Small molecules activate Staphylococcus aureus ClpC protease

Researchers have been pursuing new ways to hit bacterial weaknesses without relying on traditional antibiotics. One promising target is the central AAA+ ClpC/ClpP protease found in Gram-positive bacteria; it helps pathogens survive stress and is important for virulence, so it has been recognized as a drug target. Natural cyclic peptides that deregulate the essential Mycobacterium tuberculosis ClpC1 already show that messing with these proteases can kill bacteria, and genetic studies have shown that overactivated mutants of the non-essential Staphylococcus aureus ClpC homologue trigger uncontrolled proteolysis and severe toxicity in vivo. Despite this background, no chemical modulators of S. aureus ClpC had been reported. To address that gap, a team led by corresponding author Axel Mogk set out to search for small molecules that change how ClpC works. Using a biochemical high-throughput screen, they hunted for compounds that alter ClpC activity and followed up with detailed analyses to understand how any hits work. The goal was to determine whether ClpC can be chemically targeted and, if so, where small molecules might bind and alter its regulation.

The researchers applied a biochemical high-throughput screen and identified eight chemically distinct bona fide small molecules that robustly stimulate ClpC ATPase and proteolytic activity in vitro. These hits were then probed using structural, computational, and mutational analyses to find where and how the compounds act on the enzyme. Those follow-up experiments converged on two ligandable regulatory sites within the ClpC N-terminal domain (NTD) as compound targets: a conserved hydrophobic groove and an allosteric pArg1 pocket. Both of these sites are known to be engaged in substrate recognition, linking compound binding to the enzyme’s normal control mechanisms. By combining activity assays with structural and computational mapping and targeted mutations, the study established that small molecules can directly engage regulatory features of S. aureus ClpC and dial up its ATPase and proteolytic functions in vitro.

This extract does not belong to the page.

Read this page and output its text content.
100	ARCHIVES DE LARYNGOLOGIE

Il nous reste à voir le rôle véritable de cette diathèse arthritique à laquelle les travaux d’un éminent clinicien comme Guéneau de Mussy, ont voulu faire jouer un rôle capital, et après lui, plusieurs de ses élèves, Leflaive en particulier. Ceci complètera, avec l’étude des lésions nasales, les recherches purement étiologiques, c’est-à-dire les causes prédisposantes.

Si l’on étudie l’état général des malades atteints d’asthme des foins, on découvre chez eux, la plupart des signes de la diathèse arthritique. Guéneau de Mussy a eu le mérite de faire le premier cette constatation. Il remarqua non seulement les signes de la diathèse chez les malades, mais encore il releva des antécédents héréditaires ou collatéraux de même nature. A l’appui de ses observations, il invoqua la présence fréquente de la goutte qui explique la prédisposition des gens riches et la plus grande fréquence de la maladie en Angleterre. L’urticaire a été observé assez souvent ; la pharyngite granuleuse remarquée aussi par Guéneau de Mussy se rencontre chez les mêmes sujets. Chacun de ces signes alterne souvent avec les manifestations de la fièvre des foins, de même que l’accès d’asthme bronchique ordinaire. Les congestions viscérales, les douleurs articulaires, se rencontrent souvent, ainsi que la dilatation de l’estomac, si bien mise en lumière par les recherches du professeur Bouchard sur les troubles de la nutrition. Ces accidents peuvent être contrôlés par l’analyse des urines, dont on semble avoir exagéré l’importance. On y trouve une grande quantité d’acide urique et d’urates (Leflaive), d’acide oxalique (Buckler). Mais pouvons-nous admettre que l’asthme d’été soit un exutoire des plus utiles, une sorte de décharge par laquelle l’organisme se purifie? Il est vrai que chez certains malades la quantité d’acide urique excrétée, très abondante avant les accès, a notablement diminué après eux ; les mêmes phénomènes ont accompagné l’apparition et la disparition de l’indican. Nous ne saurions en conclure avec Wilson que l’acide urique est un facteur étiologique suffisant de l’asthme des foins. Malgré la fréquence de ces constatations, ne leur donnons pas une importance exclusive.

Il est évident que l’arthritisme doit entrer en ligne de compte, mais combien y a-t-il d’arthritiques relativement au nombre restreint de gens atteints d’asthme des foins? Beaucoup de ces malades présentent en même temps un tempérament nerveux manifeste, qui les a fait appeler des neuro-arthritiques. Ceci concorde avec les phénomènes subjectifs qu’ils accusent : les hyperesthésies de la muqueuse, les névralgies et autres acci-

The work has two immediate implications. First, it establishes S. aureus ClpC as chemically targetable: small molecules can bind defined pockets in the ClpC N-terminal domain and alter its activity, showing that protease regulation in this system can be hijacked by designed compounds. Second, the identification of a conserved hydrophobic groove and an allosteric pArg1 pocket gives a clear mechanistic picture of the regulatory architecture researchers can exploit. Because overactivation of ClpC can cause uncontrolled proteolysis and toxicity in bacteria, chemical reagents that mimic those effects could become starting points for antimicrobials that break bacterial stress responses and virulence. At the same time, optimized chemical probes emerging from this work will help scientists study AAA+ protease control in detail. The authors highlight that these findings enable future development and optimization of chemical probes to deregulate AAA+ protease control, a step toward both basic understanding and potential therapeutic strategies.